There’s also the possibility that with the sales of the various parts of GE Capital’s portfolios, including its European fleet wing to Arval and the US fleet operation to Element for around $7bn, that the US government could remove GE’s systemic importance tag as the finance giant shrinks.

With the regulatory burden lifted, there will be room for GE to keep finance businesses that closely align to the industrial and manufacturing business on which GE wants to focus.

It’s as yet unclear whether this intention to retain the business marks a lean towards a captive or vendor finance model for the big American company, even though GE are to incorporate the equipment finance arm into its UK bank.

It might have been the UK’s distinctive broker model that clinched the decision. Once a funder pulls out of the UK market it makes it very hard to regain the trust of the broking community, as has been proved in the past with Wells Fargo, ING Lease and others.

However GE Equipment Finance’s employees, customers and brokers would probably have been more comfortable with clarity on GE Equipment Finance’s retention back in April when the original announcement was made.

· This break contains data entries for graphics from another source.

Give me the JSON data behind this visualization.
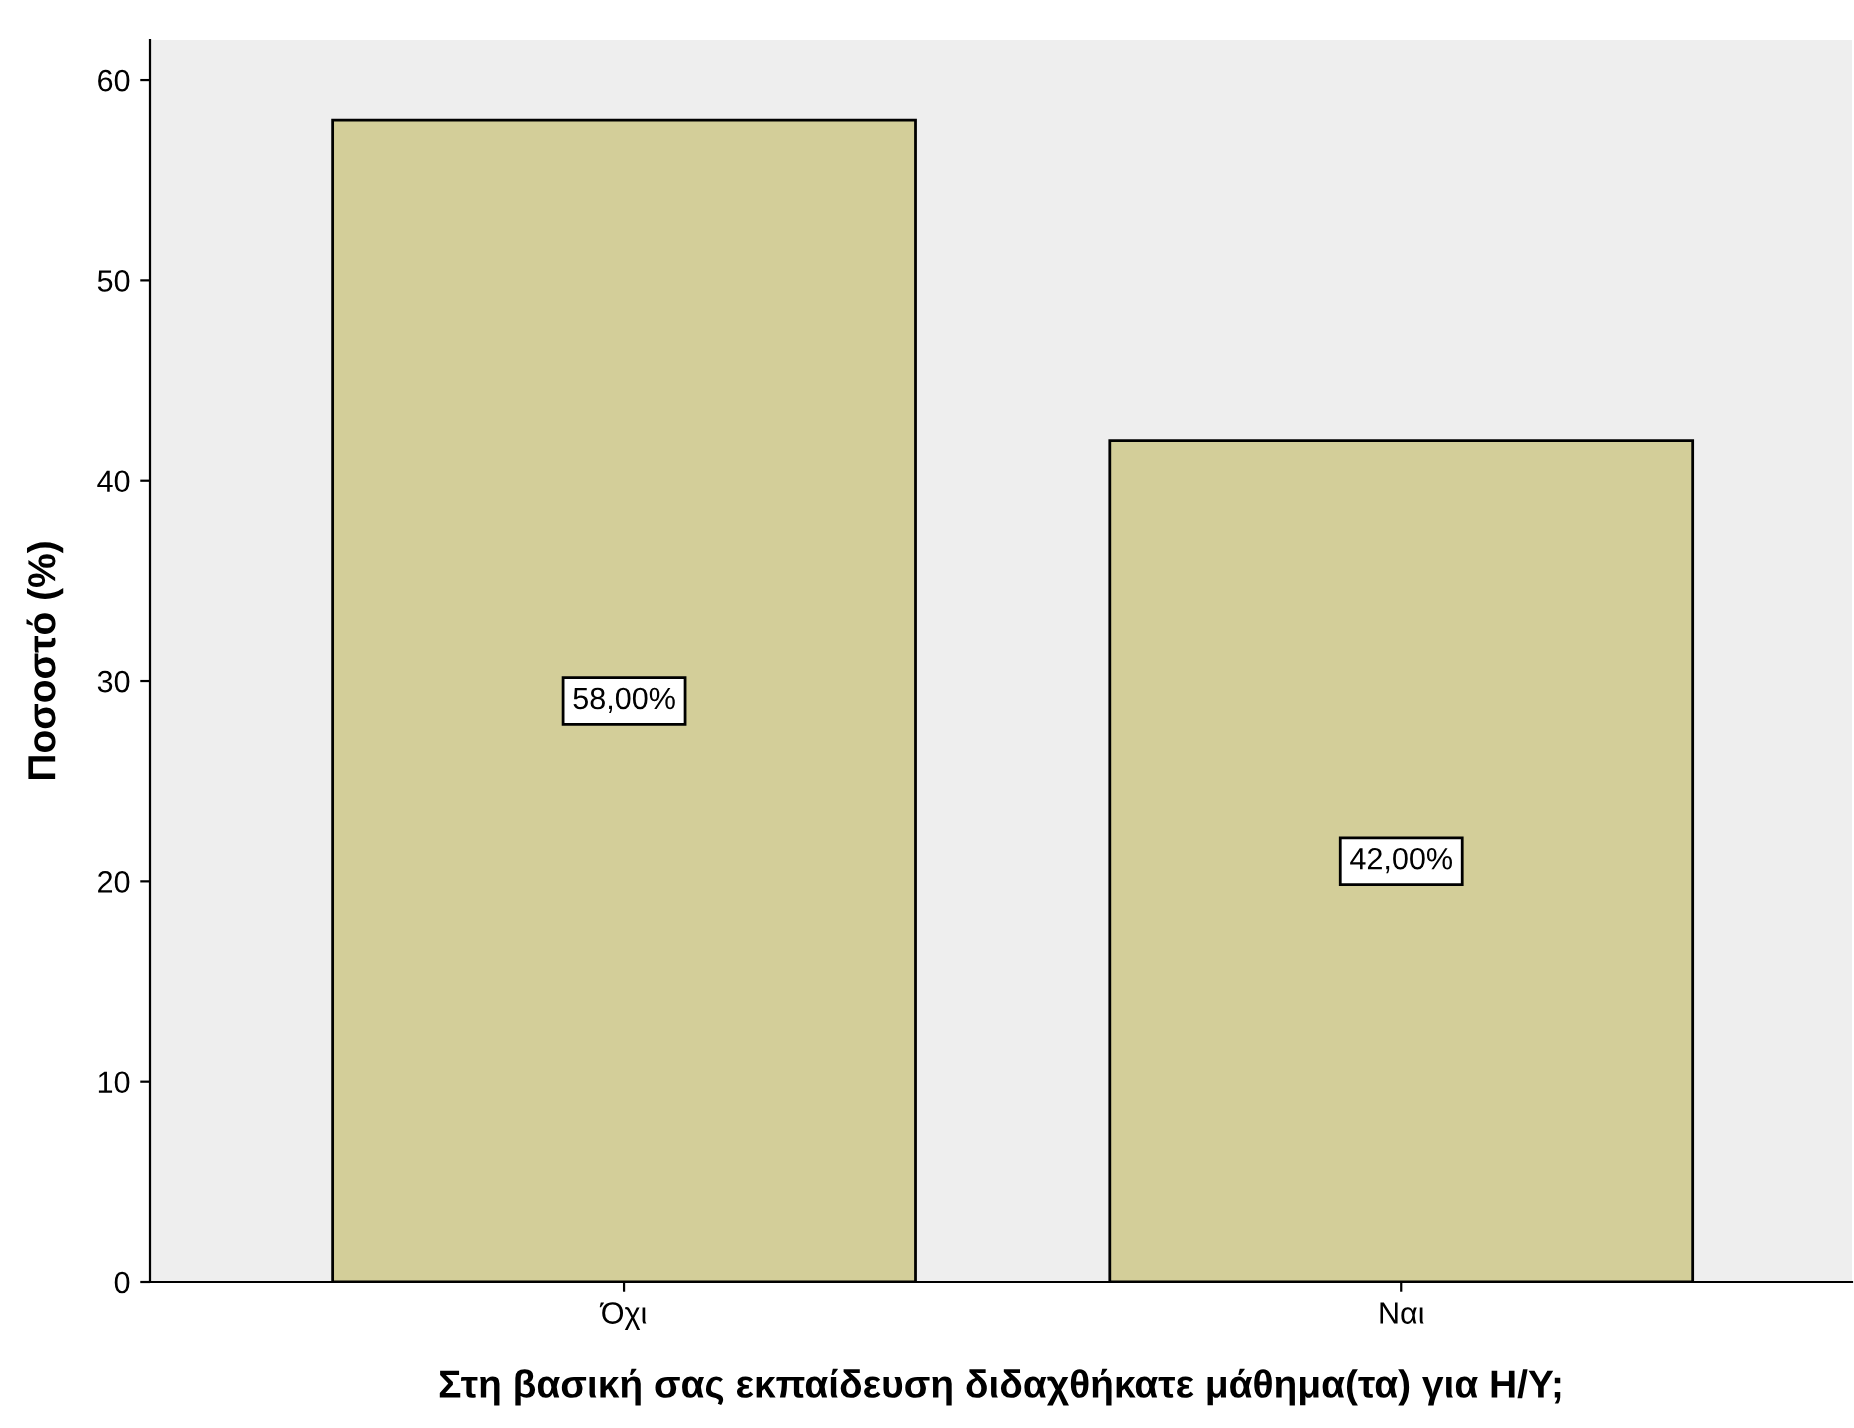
{
  "chart_data": {
    "type": "bar",
    "xlabel": "Στη βασική σας εκπαίδευση διδαχθήκατε μάθημα(τα) για Η/Υ;",
    "ylabel": "Ποσοστό (%)",
    "categories": [
      "Όχι",
      "Ναι"
    ],
    "values": [
      58,
      42
    ],
    "value_labels": [
      "58,00%",
      "42,00%"
    ],
    "color": "#d3ce99",
    "ylim": [
      0,
      62
    ],
    "yticks": [
      0,
      10,
      20,
      30,
      40,
      50,
      60
    ],
    "grid": false
  }
}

Large funders and businesses are liable under the regulatory burdens because of their size, as GE was assigned with three other non-bank businesses in the US under Dodd-Frank regulation, with insurers MetLife, American International and Prudential Financial.

European legislation Basel III outlines a longer list of banks, including Italian bank UniCredit, French giant Société Générale and UK bank RBS as examples, which all have leasing and asset finance interests.

As a last thought, there may be other manufacturers in the market with finance houses and large manufacturers with equipment finance arms which may be watching the rationalisation of GE with some interest.